Central Post-Stroke Pain Syndrome (Stroke Pain) can result from damage to certain parts of the nervous system, such as the spinothalamic tract, trigeminothalamic tract, and thalamus, after a stroke.

The doctor needs to rule out the following conditions when diagnosing Central Post-Stroke Pain Syndrome (Stroke Pain): - Muscle stiffness - Headaches - Musculoskeletal issues - Multiple sclerosis - Injuries to the spinal cord - Parkinson's disease - Disorders of the mind that result in physical pain, such as conversion or somatic symptom disorder

The text does not mention any specific tests that are needed for Central Post-Stroke Pain Syndrome (CPSPS). However, it does mention that imaging techniques such as magnetic resonance imaging (MRI), functional MRI (fMRI), and computed tomography scan can play a critical role in identifying the issue and pinpointing where it started. These imaging tools, along with a detailed personal history and physical examination, can help doctors identify the exact location of the problem and make an accurate diagnosis.

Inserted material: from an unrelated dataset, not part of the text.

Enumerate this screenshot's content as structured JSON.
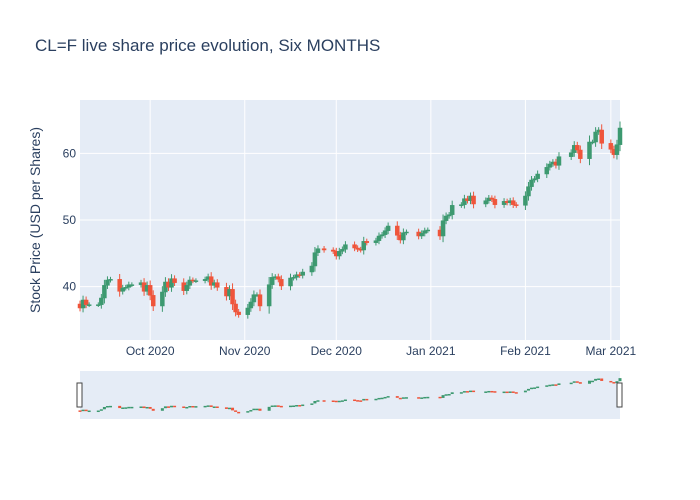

Central Post-Stroke Pain Syndrome (CPSPS), also known as Stroke Pain, can be treated through a combination of non-pharmacologic interventions and pharmacologic treatments. Non-pharmacologic interventions include physical therapy, stretching, acupuncture, and certain types of brain stimulation such as repetitive transcranial magnetic stimulation (rTMS) and deep brain stimulation. Pharmacologic treatments involve prescribing medications such as amitriptyline, gabapentin, lamotrigine, pregabalin, and other types of antidepressants and anticonvulsants. If first-line medications do not work, alternatives like opioids may be considered, although they are typically avoided due to their potential for addiction. Less common options include drugs like phenytoin, pamidronate, steroids, lidocaine, and ketamine, although research on their effectiveness is limited or unclear.

The prognosis for Central Post-Stroke Pain Syndrome (CPSPS) can vary depending on the individual and the severity of their condition. Some people may see their pain lessen or even go away due to changes in their nervous system or successful treatment. However, others may continue to struggle with pain depending on the severity and location of their stroke. As more doctors become aware of CPSPS and can diagnose it more accurately, a better understanding of prognosis and recovery can be gained.

Neurologist, pain specialist, and general practitioner.